I left before I did something I’d regret. The sound of my car door slamming echoed in the hollow of my chest.
Daniel’s POV
The office was dark except for the blue glow of the monitors. Davenport sat behind a glass desk, her face hidden beneath the brim of a wide hat.
Only her lips were visible, painted the color of dried blood.
I poured myself a drink and smirked as the latest headline flashed on the screen:
“Simmons Group CEO Faces Collapse After Real Tape Surfaces.”
“Beautiful, isn’t it?” I said, raising my glass.
“After all those years of Mark playing the golden boy, now he’s nothing but a scandal headline.”
“You sound almost sentimental,” Davenport said softly.
I chuckled. “Sentimental? No. Just… satisfied.”
She leaned forward slightly. “He still has allies. The PR team. Collins. They’ll try to stop it.”
“I’m already handling that,” l said.
“The leak will keep expanding for the next twenty-four hours. His board will demand his resignation by morning.” She mentioned.
I grinned to myself, yesss this is what I needed.

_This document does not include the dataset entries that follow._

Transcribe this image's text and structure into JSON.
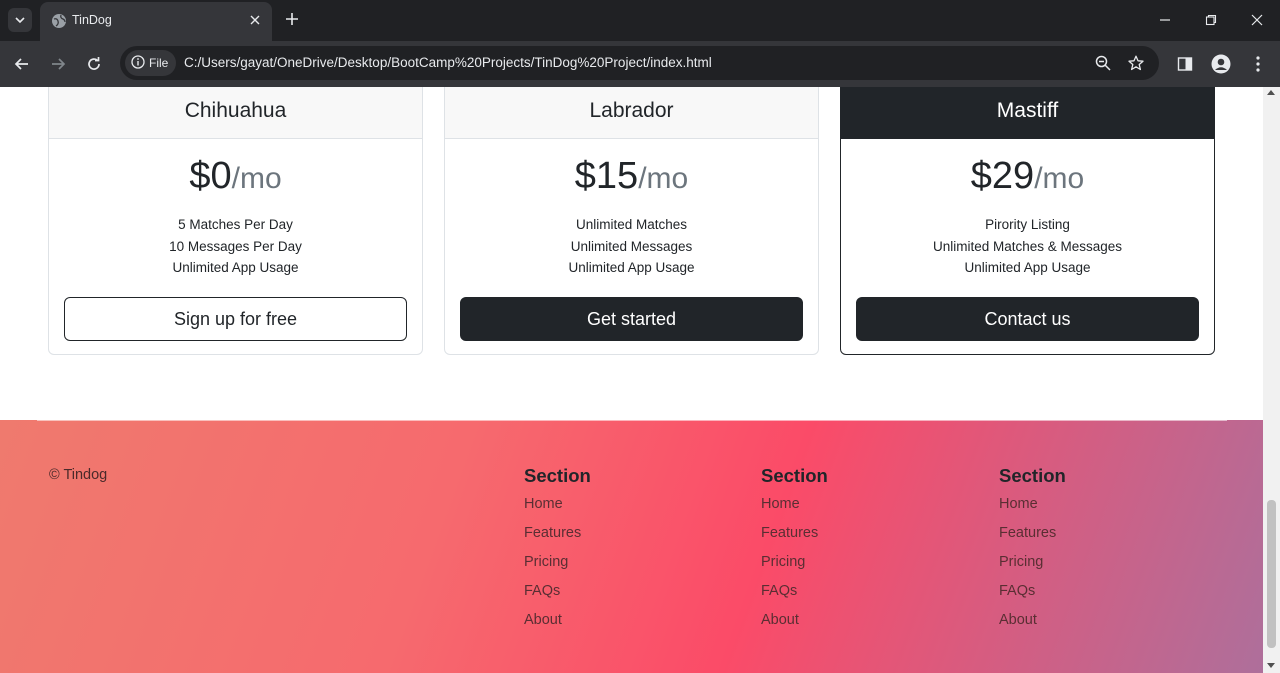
{
  "browser": {
    "tab_title": "TinDog",
    "file_chip_label": "File",
    "url": "C:/Users/gayat/OneDrive/Desktop/BootCamp%20Projects/TinDog%20Project/index.html"
  },
  "pricing": {
    "plans": [
      {
        "name": "Chihuahua",
        "price": "$0",
        "unit": "/mo",
        "features": [
          "5 Matches Per Day",
          "10 Messages Per Day",
          "Unlimited App Usage"
        ],
        "button": "Sign up for free"
      },
      {
        "name": "Labrador",
        "price": "$15",
        "unit": "/mo",
        "features": [
          "Unlimited Matches",
          "Unlimited Messages",
          "Unlimited App Usage"
        ],
        "button": "Get started"
      },
      {
        "name": "Mastiff",
        "price": "$29",
        "unit": "/mo",
        "features": [
          "Pirority Listing",
          "Unlimited Matches & Messages",
          "Unlimited App Usage"
        ],
        "button": "Contact us"
      }
    ]
  },
  "footer": {
    "copyright": "© Tindog",
    "columns": [
      {
        "heading": "Section",
        "links": [
          "Home",
          "Features",
          "Pricing",
          "FAQs",
          "About"
        ]
      },
      {
        "heading": "Section",
        "links": [
          "Home",
          "Features",
          "Pricing",
          "FAQs",
          "About"
        ]
      },
      {
        "heading": "Section",
        "links": [
          "Home",
          "Features",
          "Pricing",
          "FAQs",
          "About"
        ]
      }
    ]
  },
  "colors": {
    "dark": "#212529",
    "footer_gradient": [
      "#ef7a6e",
      "#fb4b68",
      "#ae6f9b"
    ]
  },
  "icons": [
    "tab-list-icon",
    "globe-icon",
    "close-icon",
    "plus-icon",
    "minimize-icon",
    "restore-icon",
    "window-close-icon",
    "back-arrow-icon",
    "forward-arrow-icon",
    "reload-icon",
    "info-icon",
    "zoom-icon",
    "star-icon",
    "side-panel-icon",
    "profile-icon",
    "menu-dots-icon"
  ]
}
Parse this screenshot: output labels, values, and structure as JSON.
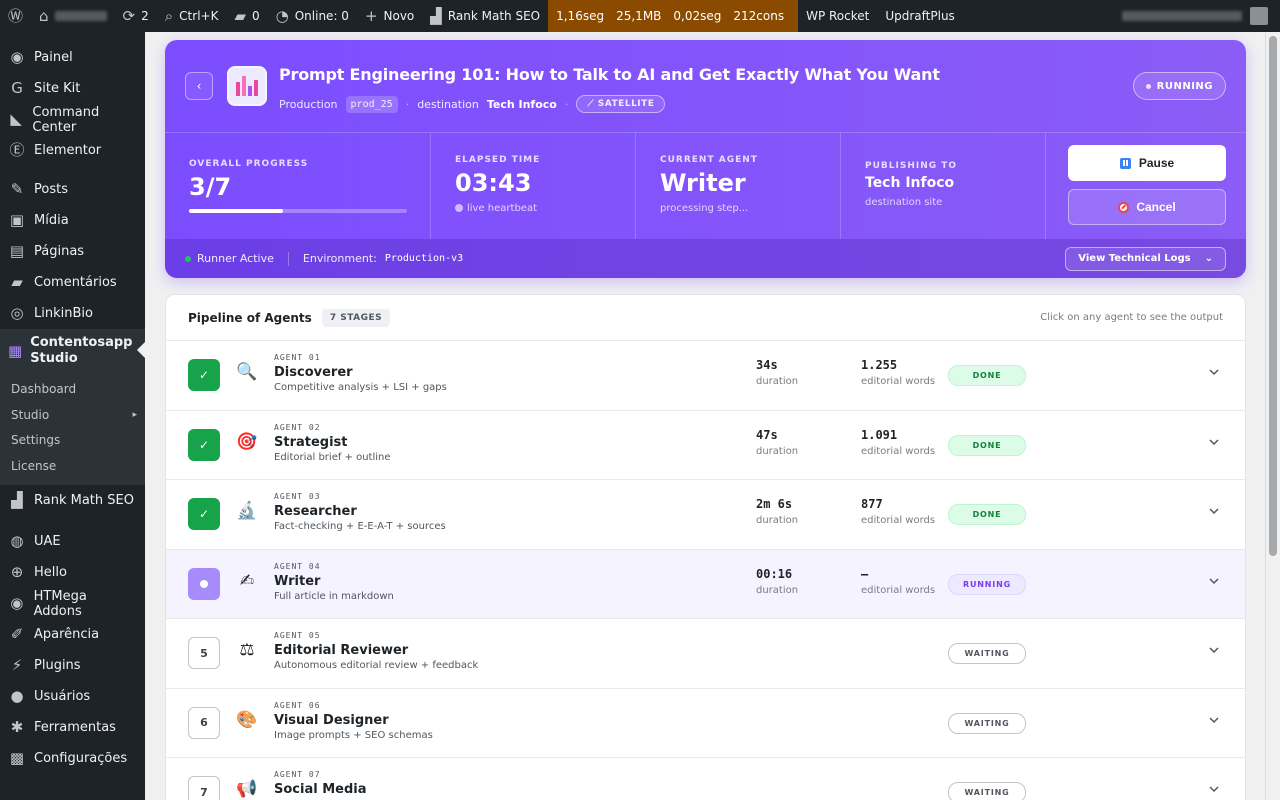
{
  "admin_bar": {
    "updates_count": "2",
    "search_shortcut": "Ctrl+K",
    "comments_count": "0",
    "online": "Online: 0",
    "new_label": "Novo",
    "rank_math": "Rank Math SEO",
    "perf_time": "1,16seg",
    "perf_mem": "25,1MB",
    "perf_query_time": "0,02seg",
    "perf_queries": "212cons",
    "wp_rocket": "WP Rocket",
    "updraft": "UpdraftPlus"
  },
  "sidebar": {
    "items_top": [
      {
        "label": "Painel",
        "icon": "gauge-icon"
      },
      {
        "label": "Site Kit",
        "icon": "g-icon"
      },
      {
        "label": "Command Center",
        "icon": "chart-icon"
      },
      {
        "label": "Elementor",
        "icon": "e-icon"
      }
    ],
    "items_mid": [
      {
        "label": "Posts",
        "icon": "pin-icon"
      },
      {
        "label": "Mídia",
        "icon": "media-icon"
      },
      {
        "label": "Páginas",
        "icon": "page-icon"
      },
      {
        "label": "Comentários",
        "icon": "comment-icon"
      },
      {
        "label": "LinkinBio",
        "icon": "instagram-icon"
      }
    ],
    "current": {
      "label": "Contentosapp Studio",
      "icon": "grid-icon"
    },
    "submenu": [
      "Dashboard",
      "Studio",
      "Settings",
      "License"
    ],
    "rank_math": "Rank Math SEO",
    "items_bottom": [
      {
        "label": "UAE",
        "icon": "uae-icon"
      },
      {
        "label": "Hello",
        "icon": "plus-circle-icon"
      },
      {
        "label": "HTMega Addons",
        "icon": "htmega-icon"
      },
      {
        "label": "Aparência",
        "icon": "brush-icon"
      },
      {
        "label": "Plugins",
        "icon": "plug-icon"
      },
      {
        "label": "Usuários",
        "icon": "user-icon"
      },
      {
        "label": "Ferramentas",
        "icon": "wrench-icon"
      },
      {
        "label": "Configurações",
        "icon": "settings-icon"
      }
    ]
  },
  "hero": {
    "title": "Prompt Engineering 101: How to Talk to AI and Get Exactly What You Want",
    "env_label": "Production",
    "env_chip": "prod_25",
    "dest_label": "destination",
    "dest_value": "Tech Infoco",
    "satellite": "SATELLITE",
    "status": "RUNNING",
    "stats": {
      "progress_label": "OVERALL PROGRESS",
      "progress_value": "3/7",
      "progress_fraction": 0.43,
      "elapsed_label": "ELAPSED TIME",
      "elapsed_value": "03:43",
      "elapsed_sub": "live heartbeat",
      "agent_label": "CURRENT AGENT",
      "agent_value": "Writer",
      "agent_sub": "processing step...",
      "publish_label": "PUBLISHING TO",
      "publish_value": "Tech Infoco",
      "publish_sub": "destination site"
    },
    "pause": "Pause",
    "cancel": "Cancel",
    "runner": "Runner Active",
    "env_text": "Environment:",
    "env_value": "Production-v3",
    "logs": "View Technical Logs"
  },
  "pipeline": {
    "title": "Pipeline of Agents",
    "stages": "7 STAGES",
    "hint": "Click on any agent to see the output",
    "duration_label": "duration",
    "words_label": "editorial words",
    "agents": [
      {
        "num": "AGENT 01",
        "name": "Discoverer",
        "desc": "Competitive analysis + LSI + gaps",
        "duration": "34s",
        "words": "1.255",
        "status": "DONE",
        "icon": "magnifier-icon",
        "badge": "✓"
      },
      {
        "num": "AGENT 02",
        "name": "Strategist",
        "desc": "Editorial brief + outline",
        "duration": "47s",
        "words": "1.091",
        "status": "DONE",
        "icon": "target-icon",
        "badge": "✓"
      },
      {
        "num": "AGENT 03",
        "name": "Researcher",
        "desc": "Fact-checking + E-E-A-T + sources",
        "duration": "2m 6s",
        "words": "877",
        "status": "DONE",
        "icon": "microscope-icon",
        "badge": "✓"
      },
      {
        "num": "AGENT 04",
        "name": "Writer",
        "desc": "Full article in markdown",
        "duration": "00:16",
        "words": "—",
        "status": "RUNNING",
        "icon": "writing-hand-icon",
        "badge": ""
      },
      {
        "num": "AGENT 05",
        "name": "Editorial Reviewer",
        "desc": "Autonomous editorial review + feedback",
        "status": "WAITING",
        "icon": "scales-icon",
        "badge": "5"
      },
      {
        "num": "AGENT 06",
        "name": "Visual Designer",
        "desc": "Image prompts + SEO schemas",
        "status": "WAITING",
        "icon": "palette-icon",
        "badge": "6"
      },
      {
        "num": "AGENT 07",
        "name": "Social Media",
        "desc": "",
        "status": "WAITING",
        "icon": "megaphone-icon",
        "badge": "7"
      }
    ]
  }
}
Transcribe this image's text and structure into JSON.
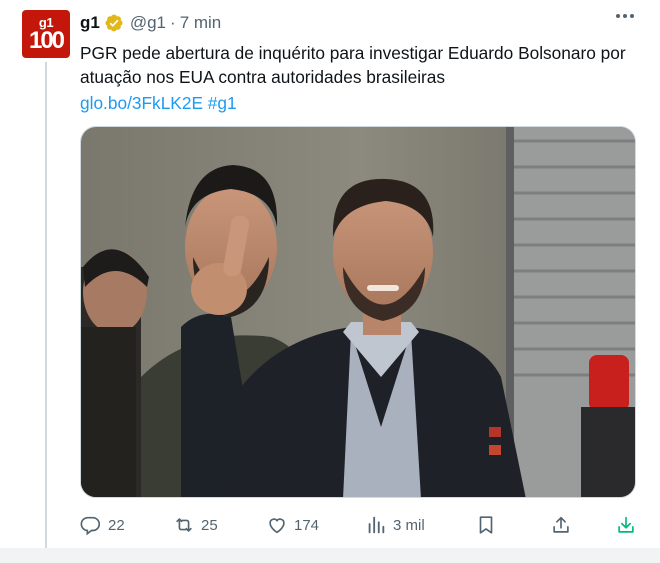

“He’ll fall quietly. That’s the beauty of it, he won’t even know I was the one who set the camera on his phone. Poor fool thought I came to ‘reconnect’ that day.” I laughed
Davenport crossed her legs, voice low and calm. “And when he’s gone?”
“I take his position,” Daniel said. “The Simmons legacy deserves a leader who isn’t ruled by guilt and women.”
A slow, dangerous smile curved her lips. “Ambition looks good on you.”
I sipped my drink, eyes gleaming. “And what’s next, Davenport? You said you’ve already played the final card.”
For a moment, she was silent. Then she turned her monitor toward me.
The screen showed Becca’s apartment, her face pale, unaware of the tiny blinking light in her lamp.
“This,” Davenport said. “The one piece he can’t fight back from.”
My smile faded. “You bugged her too?”